8. Si les différends nés de l'exécution des permissions d'accès dites " conventions PARRI " relèveraient, en revanche, de la compétence de la juridiction administrative en vertu des dispositions de l'article L. 2331-1 du code général de la propriété des personnes publiques qui attribuent à la juridiction administrative le jugement des litiges relatifs aux contrats comportant occupation du domaine public conclus par les concessionnaires de service public, il ressort des pièces du dossier que ces différends présentent un caractère accessoire par rapport à ceux nés des contrats dits " marché Continuité " et " marché Modernisation ".

9. Il résulte de tout ce qui précède que la transaction conclue le 25 septembre 2017 entre la SPLANG et la société Guyacom a eu pour objet le règlement de différends pour lesquels la juridiction administrative n'est pas principalement compétente.
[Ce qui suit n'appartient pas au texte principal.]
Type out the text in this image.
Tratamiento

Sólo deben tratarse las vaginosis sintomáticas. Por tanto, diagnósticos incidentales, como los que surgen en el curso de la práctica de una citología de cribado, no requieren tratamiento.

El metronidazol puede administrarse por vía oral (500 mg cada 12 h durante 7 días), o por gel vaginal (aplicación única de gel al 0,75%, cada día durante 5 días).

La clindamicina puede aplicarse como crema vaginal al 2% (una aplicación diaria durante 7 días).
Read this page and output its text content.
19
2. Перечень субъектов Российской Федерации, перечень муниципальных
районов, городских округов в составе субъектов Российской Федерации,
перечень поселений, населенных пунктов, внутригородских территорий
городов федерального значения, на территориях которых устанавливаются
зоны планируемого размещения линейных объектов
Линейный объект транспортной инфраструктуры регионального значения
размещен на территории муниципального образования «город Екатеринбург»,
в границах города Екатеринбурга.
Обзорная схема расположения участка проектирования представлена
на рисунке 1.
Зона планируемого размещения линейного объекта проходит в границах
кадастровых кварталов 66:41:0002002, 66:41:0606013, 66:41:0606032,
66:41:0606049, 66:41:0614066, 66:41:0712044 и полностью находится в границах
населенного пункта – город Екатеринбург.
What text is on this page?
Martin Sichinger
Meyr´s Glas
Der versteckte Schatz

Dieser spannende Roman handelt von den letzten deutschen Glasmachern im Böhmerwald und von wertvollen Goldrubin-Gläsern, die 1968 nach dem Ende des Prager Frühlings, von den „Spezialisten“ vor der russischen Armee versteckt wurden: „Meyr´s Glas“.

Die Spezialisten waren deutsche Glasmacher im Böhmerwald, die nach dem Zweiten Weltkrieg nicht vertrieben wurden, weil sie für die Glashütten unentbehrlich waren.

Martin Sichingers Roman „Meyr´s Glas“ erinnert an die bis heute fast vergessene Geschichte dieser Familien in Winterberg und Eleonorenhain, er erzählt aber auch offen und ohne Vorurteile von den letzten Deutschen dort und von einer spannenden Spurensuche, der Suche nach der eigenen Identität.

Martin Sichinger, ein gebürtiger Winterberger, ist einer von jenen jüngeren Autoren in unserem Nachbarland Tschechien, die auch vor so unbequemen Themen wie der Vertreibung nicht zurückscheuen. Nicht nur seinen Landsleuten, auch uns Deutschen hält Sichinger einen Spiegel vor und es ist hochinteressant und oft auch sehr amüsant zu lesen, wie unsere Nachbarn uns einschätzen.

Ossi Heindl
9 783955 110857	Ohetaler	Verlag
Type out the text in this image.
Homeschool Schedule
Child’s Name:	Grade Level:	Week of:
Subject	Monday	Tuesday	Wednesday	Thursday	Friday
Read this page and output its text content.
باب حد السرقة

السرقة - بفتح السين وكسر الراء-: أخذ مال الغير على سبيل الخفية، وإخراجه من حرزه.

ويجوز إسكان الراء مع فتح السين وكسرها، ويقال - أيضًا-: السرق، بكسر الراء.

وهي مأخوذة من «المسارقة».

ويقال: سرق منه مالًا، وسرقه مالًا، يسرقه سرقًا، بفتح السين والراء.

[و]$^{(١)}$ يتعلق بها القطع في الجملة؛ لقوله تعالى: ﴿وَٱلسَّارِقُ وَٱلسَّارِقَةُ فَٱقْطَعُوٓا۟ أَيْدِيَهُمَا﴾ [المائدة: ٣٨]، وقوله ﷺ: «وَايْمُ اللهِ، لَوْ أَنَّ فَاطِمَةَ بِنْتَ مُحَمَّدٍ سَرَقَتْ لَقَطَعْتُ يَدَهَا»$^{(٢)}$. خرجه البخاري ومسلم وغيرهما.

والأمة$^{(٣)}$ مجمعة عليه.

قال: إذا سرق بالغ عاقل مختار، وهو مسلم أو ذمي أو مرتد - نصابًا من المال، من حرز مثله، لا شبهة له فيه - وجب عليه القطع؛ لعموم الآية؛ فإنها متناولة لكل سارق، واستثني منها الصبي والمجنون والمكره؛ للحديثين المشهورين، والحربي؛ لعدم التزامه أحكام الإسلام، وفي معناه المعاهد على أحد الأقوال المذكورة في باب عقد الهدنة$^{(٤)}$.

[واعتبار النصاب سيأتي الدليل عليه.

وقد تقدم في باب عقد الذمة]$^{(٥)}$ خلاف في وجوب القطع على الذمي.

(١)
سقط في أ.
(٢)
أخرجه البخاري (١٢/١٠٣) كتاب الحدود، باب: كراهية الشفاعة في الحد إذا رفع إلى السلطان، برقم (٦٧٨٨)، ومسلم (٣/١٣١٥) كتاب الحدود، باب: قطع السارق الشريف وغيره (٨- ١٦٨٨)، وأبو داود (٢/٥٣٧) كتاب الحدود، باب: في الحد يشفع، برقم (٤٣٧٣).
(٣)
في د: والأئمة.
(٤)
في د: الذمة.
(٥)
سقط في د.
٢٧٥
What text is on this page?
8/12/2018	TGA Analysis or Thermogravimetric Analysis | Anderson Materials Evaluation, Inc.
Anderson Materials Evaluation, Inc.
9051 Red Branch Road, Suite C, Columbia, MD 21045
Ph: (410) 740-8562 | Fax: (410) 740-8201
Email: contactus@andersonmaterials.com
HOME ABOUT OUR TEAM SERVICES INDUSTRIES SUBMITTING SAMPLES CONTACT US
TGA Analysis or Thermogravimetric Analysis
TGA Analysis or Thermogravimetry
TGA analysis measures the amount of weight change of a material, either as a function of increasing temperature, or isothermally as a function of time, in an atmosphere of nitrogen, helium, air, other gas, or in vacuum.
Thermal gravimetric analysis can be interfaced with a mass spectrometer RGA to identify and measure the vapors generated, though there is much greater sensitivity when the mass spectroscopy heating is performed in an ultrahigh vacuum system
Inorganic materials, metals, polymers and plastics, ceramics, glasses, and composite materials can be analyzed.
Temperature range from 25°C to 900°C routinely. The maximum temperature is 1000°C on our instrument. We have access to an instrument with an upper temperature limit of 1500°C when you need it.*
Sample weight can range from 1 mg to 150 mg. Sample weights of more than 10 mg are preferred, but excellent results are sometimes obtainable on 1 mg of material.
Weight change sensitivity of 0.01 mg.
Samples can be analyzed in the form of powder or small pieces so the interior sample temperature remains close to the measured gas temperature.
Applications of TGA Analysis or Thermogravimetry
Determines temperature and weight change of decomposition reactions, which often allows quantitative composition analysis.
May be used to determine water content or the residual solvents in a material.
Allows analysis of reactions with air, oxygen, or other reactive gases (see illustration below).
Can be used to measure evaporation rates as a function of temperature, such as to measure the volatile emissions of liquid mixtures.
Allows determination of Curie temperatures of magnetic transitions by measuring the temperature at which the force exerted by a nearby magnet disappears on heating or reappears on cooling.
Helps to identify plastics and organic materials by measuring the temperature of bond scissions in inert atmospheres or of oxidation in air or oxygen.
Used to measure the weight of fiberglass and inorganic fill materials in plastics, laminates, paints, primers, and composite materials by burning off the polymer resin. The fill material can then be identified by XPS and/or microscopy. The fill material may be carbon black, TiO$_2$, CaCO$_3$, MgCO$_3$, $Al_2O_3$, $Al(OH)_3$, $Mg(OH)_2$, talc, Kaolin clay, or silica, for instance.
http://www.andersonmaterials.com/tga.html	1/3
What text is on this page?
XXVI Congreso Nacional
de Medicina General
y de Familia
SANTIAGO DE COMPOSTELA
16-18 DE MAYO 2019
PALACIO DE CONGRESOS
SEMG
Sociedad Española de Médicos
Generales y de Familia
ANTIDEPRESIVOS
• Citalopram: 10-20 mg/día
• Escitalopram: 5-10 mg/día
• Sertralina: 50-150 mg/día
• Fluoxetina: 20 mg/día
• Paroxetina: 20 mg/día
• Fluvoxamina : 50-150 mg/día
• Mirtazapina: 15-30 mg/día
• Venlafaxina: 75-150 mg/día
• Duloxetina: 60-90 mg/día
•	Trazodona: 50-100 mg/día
Il s'ensuit que le litige relatif à l'exécution de cette transaction ressortit à la compétence de la juridiction judiciaire.

D E C I D E :

--------------

Article 1er : La juridiction judiciaire est compétente pour connaître du litige.

Article 2 : La présente décision sera notifiée à la société à responsabilité limitée Guyacom, à la société publique locale pour l'aménagement numérique de la Guyane (SPLANG), à la collectivité territoriale de Guyane, à la ministre de la cohésion des territoires et des relations avec les collectivités territoriales et au ministre de l'économie, des finances et de la relance.


Synthèse
Numéro d'arrêt : C4233
Date de la décision : 07/02/2022
Type d'affaire : Administrative

Analyses

COMPÉTENCE - RÉPARTITION DES COMPÉTENCES ENTRE LES DEUX ORDRES DE JURIDICTION - COMPÉTENCE DÉTERMINÉE PAR UN CRITÈRE JURISPRUDENTIEL - CONTRATS - TRANSACTION – 1) PRINCIPE – COMPÉTENCE DU JUGE JUDICIAIRE – 1) EXCEPTION – TRANSACTION AYANT POUR OBJET LE RÈGLEMENT OU LA PRÉVENTION DE DIFFÉRENDS POUR LE JUGEMENT DESQUELS LA JURIDICTION ADMINISTRATIVE EST PRINCIPALEMENT COMPÉTENTE [RJ1].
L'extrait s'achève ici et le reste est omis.